Ah, true "active meter" PEP? Or passive-meter PEP?
A FT-101 will typically deliver a higher PEP in AM mode than in SSB mode.
The SSB peak output is limited by the ALC, a circuit that monitors for grid current in the final tubes. At the first hint of grid current, the transmit gain is reduced. IMHO an incredibly clever way of doing this.
But in AM mode, no such limit is in place. Turn it up and you get burned rubber in this mode. And a few other parts we came to nickname collectively "11-meter burn". Parts in both the driver and final stages bear the stress of excess drive.
But apparently the sound of the waveform you get is found pleasing by those who cherish overdriven AM transmit. There is a trimmer capacitor in the dedicated AM modulator circuit. It will influence the ratio of peak modulated power to carrier power. Normally it's set for max forward swing short of where it distorts the peaks.

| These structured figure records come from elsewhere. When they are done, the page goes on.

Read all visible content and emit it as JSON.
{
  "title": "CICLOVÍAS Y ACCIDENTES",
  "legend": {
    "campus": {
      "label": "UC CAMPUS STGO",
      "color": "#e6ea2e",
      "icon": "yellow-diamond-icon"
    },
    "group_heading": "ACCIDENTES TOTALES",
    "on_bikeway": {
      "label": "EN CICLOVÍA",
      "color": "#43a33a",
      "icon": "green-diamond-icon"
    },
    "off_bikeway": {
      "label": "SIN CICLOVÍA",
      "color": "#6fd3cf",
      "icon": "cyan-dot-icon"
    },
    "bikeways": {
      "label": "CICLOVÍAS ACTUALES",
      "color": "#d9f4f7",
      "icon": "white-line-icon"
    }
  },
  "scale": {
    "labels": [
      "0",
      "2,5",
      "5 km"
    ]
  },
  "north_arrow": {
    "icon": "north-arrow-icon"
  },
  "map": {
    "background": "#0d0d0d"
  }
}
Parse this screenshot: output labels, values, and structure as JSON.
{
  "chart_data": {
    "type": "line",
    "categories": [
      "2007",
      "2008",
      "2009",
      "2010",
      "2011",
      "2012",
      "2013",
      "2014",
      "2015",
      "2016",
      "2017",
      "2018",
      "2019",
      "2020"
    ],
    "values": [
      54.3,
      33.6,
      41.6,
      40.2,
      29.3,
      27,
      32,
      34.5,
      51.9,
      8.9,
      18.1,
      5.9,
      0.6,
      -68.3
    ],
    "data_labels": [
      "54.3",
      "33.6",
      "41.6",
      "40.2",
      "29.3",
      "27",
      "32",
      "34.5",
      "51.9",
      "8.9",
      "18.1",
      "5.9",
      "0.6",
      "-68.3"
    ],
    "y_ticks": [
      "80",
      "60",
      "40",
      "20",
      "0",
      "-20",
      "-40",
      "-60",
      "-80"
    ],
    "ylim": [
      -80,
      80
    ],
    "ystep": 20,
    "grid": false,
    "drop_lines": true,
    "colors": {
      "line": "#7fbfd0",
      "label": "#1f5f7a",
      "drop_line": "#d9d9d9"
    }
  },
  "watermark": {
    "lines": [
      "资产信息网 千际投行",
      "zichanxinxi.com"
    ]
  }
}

This ratio, of the minimum carrier power needed to maintain full modulated peak power is all over the map. Wasn't a controlled parameter spelled out in the specs, so what any one radio will do is kinda random. Anyone who sees more than a dozen of the same radio model will know that the max performance each one can deliver will not be exactly the same from one specimen to the next. You might have to turn the carrier up to 75 Watts before the modulated peaks stop increasing alongside the carrier level. Or the peaks may increase no further past the 15-Watt carrier level.
The average we have found for most of the E radios was between 20 and 45 Watts. There will always be a threshold carrier level where the modulation peaks won't increase any further with increased carrier.
And there is a way to fudge this and improve the 'swing ratio' of this model, but that will have to wait for another day.